Gemütlichkeit, c'est un coin de banquettes en bois couvertes de coussins rouges et verts dans la cuisine où se prennent les repas de la famille le soir, une longue tablée de gens qui se connaissent à peine et boivent ensemble une chope de bière en riant dans une brasserie, un « Café » où vous accueille un comptoir rempli de gâteaux alléchants, où la moquette étouffe les bruits de pas, où les murs sont décorés de reproductions anciennes, où la part que l'on vous sert est le double de celle que vous auriez obtenue dans votre propre pays.
C'est se donner rendez-vous autour d'une petite table ronde au marché, où, debout, l'on déguste une soupe chaude ou des saucisses grillées ou la galette de pommes de terres. C'est encore, un soir de la Saint-Sylvestre, en guise d'apéritif, partir dans la forêt, tirer les luges chargées dans les allées blanches à la lueur de la lune jusqu'à une clairière, les installer en rond et faire un feu dans le milieu, manger des grillades, boire du vin chaud, rire et chanter, ou bien encore, au point du jour, attendre patiemment, en silence le lever du soleil avec un galant, sur le flanc d'une montagne noire de sapins.
Ce n'est que cela, me direz-vous. Non, c'est bien d'autres choses encore, comme un fauteuil moelleux, un sapin de Noël décoré d'objets en matières entièrement naturelles et des enfants qui jouent de la musique ensemble ou un ami qui vous serre dans ses bras quand il vous revoit...
A dire vrai c'est peut-être un mot fourre-tout, mais pour moi, c'est l'Allemagne dans tout ce qu'elle a d'accueillant et de chaleureux.
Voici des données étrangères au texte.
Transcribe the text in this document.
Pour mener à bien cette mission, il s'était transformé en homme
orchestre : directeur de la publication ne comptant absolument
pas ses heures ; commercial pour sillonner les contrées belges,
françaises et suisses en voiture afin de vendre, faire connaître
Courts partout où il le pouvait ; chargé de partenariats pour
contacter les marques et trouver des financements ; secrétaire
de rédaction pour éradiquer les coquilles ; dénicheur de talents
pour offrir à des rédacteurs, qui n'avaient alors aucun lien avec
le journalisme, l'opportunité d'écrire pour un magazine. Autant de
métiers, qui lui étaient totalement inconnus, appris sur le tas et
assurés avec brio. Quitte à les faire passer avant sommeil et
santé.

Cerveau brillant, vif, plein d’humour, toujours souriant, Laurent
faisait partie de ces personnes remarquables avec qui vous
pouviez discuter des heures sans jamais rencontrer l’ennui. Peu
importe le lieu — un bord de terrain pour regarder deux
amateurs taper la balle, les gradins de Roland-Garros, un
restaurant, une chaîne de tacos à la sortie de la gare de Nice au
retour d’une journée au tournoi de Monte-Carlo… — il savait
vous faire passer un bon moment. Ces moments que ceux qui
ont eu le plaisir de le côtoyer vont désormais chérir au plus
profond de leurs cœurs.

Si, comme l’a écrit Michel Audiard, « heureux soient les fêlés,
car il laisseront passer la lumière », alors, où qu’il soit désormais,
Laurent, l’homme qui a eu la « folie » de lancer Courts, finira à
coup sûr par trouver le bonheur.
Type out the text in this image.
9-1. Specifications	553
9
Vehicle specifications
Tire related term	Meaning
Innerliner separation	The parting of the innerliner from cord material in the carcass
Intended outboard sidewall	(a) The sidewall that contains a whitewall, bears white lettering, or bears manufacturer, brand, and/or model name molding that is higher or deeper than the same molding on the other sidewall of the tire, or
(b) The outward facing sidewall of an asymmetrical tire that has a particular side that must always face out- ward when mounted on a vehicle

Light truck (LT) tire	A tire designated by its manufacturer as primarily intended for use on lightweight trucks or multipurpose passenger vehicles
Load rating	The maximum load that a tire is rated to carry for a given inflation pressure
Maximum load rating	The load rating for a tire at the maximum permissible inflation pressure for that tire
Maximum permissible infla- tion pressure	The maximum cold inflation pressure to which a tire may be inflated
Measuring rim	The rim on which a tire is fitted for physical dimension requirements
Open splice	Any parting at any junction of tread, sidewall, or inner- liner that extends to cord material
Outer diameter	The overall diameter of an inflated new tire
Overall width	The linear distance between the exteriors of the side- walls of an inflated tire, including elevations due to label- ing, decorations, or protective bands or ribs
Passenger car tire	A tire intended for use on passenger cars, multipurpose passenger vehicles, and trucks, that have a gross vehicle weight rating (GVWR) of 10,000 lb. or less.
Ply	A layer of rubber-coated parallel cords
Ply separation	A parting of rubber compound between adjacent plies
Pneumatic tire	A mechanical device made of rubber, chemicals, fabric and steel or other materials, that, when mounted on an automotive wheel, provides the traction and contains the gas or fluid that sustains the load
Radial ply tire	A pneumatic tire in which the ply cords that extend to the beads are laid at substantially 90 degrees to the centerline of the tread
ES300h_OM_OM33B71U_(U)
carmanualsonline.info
D'ailleurs, ce n'est pas pour rien que la plus célèbre chanson à boire de ce pays porte un toast à la Gemütlichkeit ! Tout un pays contenu dans un mot intraduisible ! Il y a des mots qu'il ne suffit pas de prononcer, il faut les sentir au plus profond de soi, les aimer, pour les comprendre et en transmettre la beauté. Gemütlichkeit, c'est un mot qui résume toute l'histoire de ma rencontre amoureuse avec ce pays, il y a bientôt cinquante ans, à une époque où il n'attirait de la part de tant d'autres que de la haine.